I assume you are in calculus because calculus is required for this question. It is a related rates problem using a right triangle. The x component is the distance to the helipad which remains constant -> 50, and the y component is the height of the helicopter which is changing as the helicopter lands -> 100. We are also given the rate of change of the angle 1/15, (I am using @ in place of theta), d@/dt. We are looking for the rate of change of the y component, dy/dt.
We can set up an equation using SOH CAH TOA that uses x, y, and @ so we can calculate the desired rate. We have x and y so we will use tangent.
tan@ = y/x
Lets figure out what the initial angle is using this equation:
tan@ = 100/50=2
tan^-1 (2) = @
@ = 1.11 rads
Now let’s take the derivative of our equation with respect to time so we can find the rates. Remember that y and @ are a function of time but x is constant.
(derivative of tangent is secant*tangent)

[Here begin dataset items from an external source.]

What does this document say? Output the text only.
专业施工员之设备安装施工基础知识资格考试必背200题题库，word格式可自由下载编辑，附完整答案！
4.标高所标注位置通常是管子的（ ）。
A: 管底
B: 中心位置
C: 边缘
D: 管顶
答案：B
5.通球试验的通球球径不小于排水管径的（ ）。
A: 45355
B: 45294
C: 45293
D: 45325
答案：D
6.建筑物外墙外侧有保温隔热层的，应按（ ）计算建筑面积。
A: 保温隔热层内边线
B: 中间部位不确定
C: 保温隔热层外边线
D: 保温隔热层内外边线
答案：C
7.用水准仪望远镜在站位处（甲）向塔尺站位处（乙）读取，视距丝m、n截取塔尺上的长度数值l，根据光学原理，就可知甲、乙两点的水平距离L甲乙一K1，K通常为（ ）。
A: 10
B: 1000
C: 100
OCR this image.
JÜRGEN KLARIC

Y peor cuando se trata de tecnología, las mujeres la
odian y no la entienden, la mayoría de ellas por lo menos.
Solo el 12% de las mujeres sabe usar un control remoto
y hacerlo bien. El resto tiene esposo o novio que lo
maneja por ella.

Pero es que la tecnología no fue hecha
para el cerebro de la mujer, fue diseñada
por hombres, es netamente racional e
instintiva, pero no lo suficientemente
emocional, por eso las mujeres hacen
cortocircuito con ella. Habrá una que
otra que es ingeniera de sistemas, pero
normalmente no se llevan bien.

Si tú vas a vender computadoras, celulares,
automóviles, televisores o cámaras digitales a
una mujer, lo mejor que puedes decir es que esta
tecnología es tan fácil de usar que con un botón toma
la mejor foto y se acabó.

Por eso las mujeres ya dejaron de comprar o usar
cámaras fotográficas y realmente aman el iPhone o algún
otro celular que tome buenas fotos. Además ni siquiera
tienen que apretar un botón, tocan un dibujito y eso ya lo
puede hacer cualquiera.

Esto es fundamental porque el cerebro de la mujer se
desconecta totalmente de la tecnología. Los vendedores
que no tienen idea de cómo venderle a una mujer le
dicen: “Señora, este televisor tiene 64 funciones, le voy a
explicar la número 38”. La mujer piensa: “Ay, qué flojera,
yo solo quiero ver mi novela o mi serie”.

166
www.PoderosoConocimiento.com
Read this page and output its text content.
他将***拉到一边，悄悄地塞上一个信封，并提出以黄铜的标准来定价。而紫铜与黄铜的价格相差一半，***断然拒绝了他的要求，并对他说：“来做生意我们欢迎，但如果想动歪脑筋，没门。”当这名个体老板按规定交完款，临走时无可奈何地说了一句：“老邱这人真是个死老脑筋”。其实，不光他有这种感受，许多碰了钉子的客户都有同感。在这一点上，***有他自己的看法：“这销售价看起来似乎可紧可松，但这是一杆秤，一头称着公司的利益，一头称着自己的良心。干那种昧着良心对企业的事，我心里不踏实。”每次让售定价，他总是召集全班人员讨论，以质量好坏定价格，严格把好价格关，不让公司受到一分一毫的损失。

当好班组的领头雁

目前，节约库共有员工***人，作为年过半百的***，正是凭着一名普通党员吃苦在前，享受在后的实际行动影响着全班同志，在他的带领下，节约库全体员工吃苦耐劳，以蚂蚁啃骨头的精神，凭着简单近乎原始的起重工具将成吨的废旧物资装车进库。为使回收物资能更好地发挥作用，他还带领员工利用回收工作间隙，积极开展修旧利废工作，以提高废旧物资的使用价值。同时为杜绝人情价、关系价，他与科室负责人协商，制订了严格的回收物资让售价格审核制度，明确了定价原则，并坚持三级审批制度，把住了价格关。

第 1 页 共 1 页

sec@tan@ * d@/dt = 1/x * dy/dt
let’s plug in @= 1.11 d@/dt = 1/15 and x = 50 and we will find dy/dt
Sec(1.11)tan(1.11)(1/15) = 1/50 dy/dt
plug in
(2.236)(2)(1/15)=1/50 dy/dt
0.298 = 1/50 dy/dt
multiply by 50
dy/dt = 14.9 ft per second rate of descent of helicopter
Since the height is decreasing it would be appropriate to give this answer as a negative number
dy/dt = -14.9 ft/sec